Success of any change effort is highly dependent on the careful selection of change champions within the business. The chances of a successful outcome are greatly enhanced when you put your “A” players in charge. Your message then, is “this is a very important initiative, our best resources have been allocated to this effort, we intend for it to succeed.” In addition, in a family business, it is essential that each family member involved in the company see themselves as a “change champion.” No matter what their position in the business, others in the organization will look to family employees as barometers of the level of commitment from the family to any change initiative.
A Supportive Culture
We can think of culture as the “personality” of the business – the company DNA that shapes behavior, attitudes and values. Culture creates a sense of identity for people in the business, and it plays a critical role in effecting successful change. It can also be the most significant impediment to change efforts.
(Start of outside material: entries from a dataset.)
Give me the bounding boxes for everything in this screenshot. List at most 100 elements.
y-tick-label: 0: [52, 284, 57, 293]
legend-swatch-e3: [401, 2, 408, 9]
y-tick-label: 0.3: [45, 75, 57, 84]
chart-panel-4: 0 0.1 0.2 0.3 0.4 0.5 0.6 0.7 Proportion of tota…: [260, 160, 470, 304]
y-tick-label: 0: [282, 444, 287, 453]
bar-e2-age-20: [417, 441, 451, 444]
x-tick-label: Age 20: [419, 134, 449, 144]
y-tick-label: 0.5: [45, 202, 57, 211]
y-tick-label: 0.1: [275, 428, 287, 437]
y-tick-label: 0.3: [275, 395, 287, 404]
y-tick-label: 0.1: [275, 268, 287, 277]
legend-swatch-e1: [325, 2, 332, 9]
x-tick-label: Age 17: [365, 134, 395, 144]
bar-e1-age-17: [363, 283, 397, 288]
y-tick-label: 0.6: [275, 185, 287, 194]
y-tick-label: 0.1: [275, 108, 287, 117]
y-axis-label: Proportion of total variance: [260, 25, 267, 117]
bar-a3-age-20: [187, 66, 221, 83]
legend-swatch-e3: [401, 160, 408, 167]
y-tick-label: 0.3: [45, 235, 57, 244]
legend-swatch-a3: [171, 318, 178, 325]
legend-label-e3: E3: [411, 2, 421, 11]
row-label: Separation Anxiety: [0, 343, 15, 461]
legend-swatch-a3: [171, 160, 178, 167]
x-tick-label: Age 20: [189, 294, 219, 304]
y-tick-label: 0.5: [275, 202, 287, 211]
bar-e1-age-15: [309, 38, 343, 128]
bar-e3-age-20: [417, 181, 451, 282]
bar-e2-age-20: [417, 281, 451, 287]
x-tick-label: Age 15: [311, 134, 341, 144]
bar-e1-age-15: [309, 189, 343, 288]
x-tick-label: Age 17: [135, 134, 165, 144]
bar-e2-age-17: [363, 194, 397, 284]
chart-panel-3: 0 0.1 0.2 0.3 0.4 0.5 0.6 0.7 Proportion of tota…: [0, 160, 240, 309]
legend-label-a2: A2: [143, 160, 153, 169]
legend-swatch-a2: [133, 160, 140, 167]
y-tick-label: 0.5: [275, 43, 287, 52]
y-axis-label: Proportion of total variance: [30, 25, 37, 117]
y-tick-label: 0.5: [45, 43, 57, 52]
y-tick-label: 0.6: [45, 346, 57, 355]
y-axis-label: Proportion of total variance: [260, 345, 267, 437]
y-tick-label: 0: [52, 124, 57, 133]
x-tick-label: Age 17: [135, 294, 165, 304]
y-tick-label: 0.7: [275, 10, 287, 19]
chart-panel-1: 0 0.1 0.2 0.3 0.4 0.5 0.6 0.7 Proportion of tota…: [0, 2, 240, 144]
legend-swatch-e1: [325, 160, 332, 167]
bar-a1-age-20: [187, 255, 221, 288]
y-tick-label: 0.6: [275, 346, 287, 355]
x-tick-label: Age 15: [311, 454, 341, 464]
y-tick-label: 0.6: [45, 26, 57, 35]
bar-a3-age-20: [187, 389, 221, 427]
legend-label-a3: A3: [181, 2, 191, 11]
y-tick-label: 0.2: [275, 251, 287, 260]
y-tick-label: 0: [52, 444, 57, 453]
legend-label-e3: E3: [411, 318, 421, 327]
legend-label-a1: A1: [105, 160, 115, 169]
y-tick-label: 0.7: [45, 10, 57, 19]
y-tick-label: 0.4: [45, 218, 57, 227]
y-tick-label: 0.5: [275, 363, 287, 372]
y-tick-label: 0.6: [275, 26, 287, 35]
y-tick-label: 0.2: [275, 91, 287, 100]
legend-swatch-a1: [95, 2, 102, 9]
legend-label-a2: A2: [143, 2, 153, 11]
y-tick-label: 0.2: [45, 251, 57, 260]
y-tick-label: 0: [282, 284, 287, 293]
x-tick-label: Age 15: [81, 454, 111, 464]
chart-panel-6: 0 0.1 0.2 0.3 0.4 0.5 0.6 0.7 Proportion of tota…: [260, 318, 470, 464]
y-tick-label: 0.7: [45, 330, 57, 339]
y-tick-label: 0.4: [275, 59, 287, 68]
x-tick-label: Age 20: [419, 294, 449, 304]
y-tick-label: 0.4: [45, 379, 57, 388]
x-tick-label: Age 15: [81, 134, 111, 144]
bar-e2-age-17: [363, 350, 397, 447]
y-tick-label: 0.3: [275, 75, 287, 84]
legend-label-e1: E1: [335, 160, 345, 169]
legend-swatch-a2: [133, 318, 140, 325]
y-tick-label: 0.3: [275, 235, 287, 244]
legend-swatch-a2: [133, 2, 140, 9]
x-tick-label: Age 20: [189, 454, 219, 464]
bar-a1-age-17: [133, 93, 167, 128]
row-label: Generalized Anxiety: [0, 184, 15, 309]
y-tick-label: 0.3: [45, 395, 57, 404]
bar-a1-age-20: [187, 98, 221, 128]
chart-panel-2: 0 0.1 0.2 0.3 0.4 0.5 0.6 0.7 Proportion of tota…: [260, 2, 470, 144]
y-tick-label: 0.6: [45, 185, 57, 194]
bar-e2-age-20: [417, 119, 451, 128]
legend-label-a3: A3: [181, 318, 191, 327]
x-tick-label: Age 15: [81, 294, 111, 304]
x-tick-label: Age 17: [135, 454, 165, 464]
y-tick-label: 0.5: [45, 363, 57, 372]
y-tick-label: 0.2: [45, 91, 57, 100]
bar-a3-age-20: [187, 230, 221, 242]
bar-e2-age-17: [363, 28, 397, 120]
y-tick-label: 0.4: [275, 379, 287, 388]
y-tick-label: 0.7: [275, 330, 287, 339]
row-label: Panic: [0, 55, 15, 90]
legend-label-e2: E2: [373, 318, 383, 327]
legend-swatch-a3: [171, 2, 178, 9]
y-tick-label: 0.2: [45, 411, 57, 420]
How can we create a culture that relishes change? One that can reject the status quo as insufficient, can embrace new ideas without overwhelming dread? It’s not easy, and leaders of change constantly struggle with this challenge. It can be particularly challenging in a family business where organizational culture is seen as closely tied to the core values of the family or founding leader. Change can be strongly resisted by family, or long-time loyal employees, if they perceive change as a form of disloyalty to a venerated leader. A shared vision around the objectives and benefits of the change, that clarifies how the change is in keeping with the core values of the organization, and that engages all in the process and implementation of change will foster a culture of association.
In addition, ongoing communication is critical to establishing a culture of trust. Successful communication must be two ways – it cannot always be top-down. When leaders solicit input from others, they send a message that says: “I value your insights,” “you are an important part of this process.” What emerges from transparency and sharing of ideas is that belief that successful outcomes emerge from collegiality, from collaboration.
Another important cultural attribute in any business is one that fosters flexibility and adaptability. This means there must be some tolerance for failure. And while formal planning has many virtues, people cannot be held hostage by a plan to the point where they will not consider necessary revisions. The planning and implementation of change is an iterative process, and change is well served by a culture that can demonstrate agility.
Change is hard. And since people are the biggest obstacle to change, navigating our way through transitions becomes complex and messy. There is no one formula that can be followed to ensure a successful outcome and behavioral patterns are neither easily disrupted nor reconfigured. While the conditions for change that have been presented in this article do not represent a panacea for successful change, they will hopefully provide some insight for decision makers with respect to the interdependent levers of change.